Le président de la DKG, Gerald Gaß, a critiqué à plusieurs reprises ce « changement structurel à froid ». Laisser le processus se dérouler sans rien faire, c’est mettre en danger les soins dans de nombreuses régions d’Allemagne. Dans le monde des forfaits par cas, ce sont justement les petites cliniques de campagne qui ont du mal à couvrir leurs coûts. Pour la population, elles sont pourtant souvent le dernier point de contact. Les structures ambulatoires qui, selon les plans de Lauterbach, doivent remplacer les traitements hospitaliers dans les cliniques, n’existent plus dans de nombreux endroits.
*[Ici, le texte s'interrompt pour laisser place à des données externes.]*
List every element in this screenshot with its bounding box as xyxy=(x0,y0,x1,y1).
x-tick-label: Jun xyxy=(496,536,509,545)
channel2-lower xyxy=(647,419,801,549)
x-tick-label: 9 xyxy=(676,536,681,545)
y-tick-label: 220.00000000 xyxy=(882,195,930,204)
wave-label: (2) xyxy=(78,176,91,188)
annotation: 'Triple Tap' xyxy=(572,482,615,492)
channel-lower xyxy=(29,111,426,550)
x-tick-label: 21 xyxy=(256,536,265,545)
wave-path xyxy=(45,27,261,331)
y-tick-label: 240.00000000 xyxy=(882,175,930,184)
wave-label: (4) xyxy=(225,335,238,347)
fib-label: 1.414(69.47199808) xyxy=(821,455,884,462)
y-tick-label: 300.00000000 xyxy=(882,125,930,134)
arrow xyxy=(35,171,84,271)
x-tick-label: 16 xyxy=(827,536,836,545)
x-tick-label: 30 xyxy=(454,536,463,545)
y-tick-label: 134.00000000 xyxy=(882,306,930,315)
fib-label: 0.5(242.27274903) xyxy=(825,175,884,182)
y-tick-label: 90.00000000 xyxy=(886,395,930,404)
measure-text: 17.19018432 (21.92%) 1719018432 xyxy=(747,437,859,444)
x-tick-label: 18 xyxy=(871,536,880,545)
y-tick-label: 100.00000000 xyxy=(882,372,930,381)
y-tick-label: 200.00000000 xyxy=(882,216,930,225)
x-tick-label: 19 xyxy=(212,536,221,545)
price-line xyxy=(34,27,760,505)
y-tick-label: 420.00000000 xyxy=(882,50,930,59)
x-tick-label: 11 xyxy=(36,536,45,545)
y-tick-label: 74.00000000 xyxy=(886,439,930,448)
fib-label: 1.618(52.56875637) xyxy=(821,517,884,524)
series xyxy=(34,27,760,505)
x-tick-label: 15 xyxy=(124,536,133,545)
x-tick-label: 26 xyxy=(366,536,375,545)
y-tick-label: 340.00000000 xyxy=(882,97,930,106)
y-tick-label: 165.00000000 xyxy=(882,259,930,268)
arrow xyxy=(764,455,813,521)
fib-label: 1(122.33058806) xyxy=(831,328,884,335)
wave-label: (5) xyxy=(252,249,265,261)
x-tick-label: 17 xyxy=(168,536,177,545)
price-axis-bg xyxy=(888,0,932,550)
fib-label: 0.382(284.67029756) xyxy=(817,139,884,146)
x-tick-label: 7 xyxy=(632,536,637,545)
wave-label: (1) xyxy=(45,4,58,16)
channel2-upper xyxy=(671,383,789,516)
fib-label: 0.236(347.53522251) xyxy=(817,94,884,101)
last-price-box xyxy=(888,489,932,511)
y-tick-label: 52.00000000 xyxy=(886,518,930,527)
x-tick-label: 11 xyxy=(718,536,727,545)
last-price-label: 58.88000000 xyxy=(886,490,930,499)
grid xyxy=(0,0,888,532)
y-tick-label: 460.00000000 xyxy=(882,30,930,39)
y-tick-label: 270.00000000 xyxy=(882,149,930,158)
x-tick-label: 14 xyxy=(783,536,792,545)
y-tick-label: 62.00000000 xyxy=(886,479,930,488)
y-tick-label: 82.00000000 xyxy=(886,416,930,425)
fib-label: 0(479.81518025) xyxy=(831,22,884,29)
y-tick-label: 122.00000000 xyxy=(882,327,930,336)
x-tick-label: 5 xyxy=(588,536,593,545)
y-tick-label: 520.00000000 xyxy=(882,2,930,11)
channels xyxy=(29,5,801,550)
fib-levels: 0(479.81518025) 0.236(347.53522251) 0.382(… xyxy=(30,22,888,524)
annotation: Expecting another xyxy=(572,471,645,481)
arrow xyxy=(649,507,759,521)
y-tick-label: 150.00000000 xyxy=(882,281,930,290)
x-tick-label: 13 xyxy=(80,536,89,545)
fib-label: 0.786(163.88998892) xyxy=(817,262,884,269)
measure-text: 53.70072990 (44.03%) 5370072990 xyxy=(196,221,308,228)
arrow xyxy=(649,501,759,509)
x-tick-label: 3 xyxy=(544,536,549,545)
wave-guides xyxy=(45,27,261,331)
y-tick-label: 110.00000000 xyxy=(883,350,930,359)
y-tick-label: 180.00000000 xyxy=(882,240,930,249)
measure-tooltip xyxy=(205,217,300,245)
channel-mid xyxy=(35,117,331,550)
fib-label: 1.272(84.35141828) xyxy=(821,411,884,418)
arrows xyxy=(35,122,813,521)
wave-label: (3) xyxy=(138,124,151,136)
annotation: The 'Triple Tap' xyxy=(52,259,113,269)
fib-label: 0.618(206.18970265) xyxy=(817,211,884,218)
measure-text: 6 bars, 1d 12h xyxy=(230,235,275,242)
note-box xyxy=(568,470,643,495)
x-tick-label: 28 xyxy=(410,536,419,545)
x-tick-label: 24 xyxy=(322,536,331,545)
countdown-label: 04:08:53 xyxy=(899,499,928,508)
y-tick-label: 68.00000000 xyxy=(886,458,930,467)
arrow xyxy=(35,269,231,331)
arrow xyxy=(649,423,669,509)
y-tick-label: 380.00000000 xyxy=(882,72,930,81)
Le déficit structurel des hôpitaux s’élèvera à 15 milliards d’euros en 2023, prévoit le chef de la DKG, M. Gaß. L’État fédéral doit intervenir. Sinon, toutes les promesses de Lauterbach de retirer la pression économique du système et de redonner à la médecine la priorité sur l’économie seront caduques. La DKG semble encore avoir une lueur d’espoir que les choses se passent autrement : Dans sa déclaration actuelle, elle se contente de dire que la politique a « presque raté le moment » où la vague de faillites des cliniques pourrait être stoppée.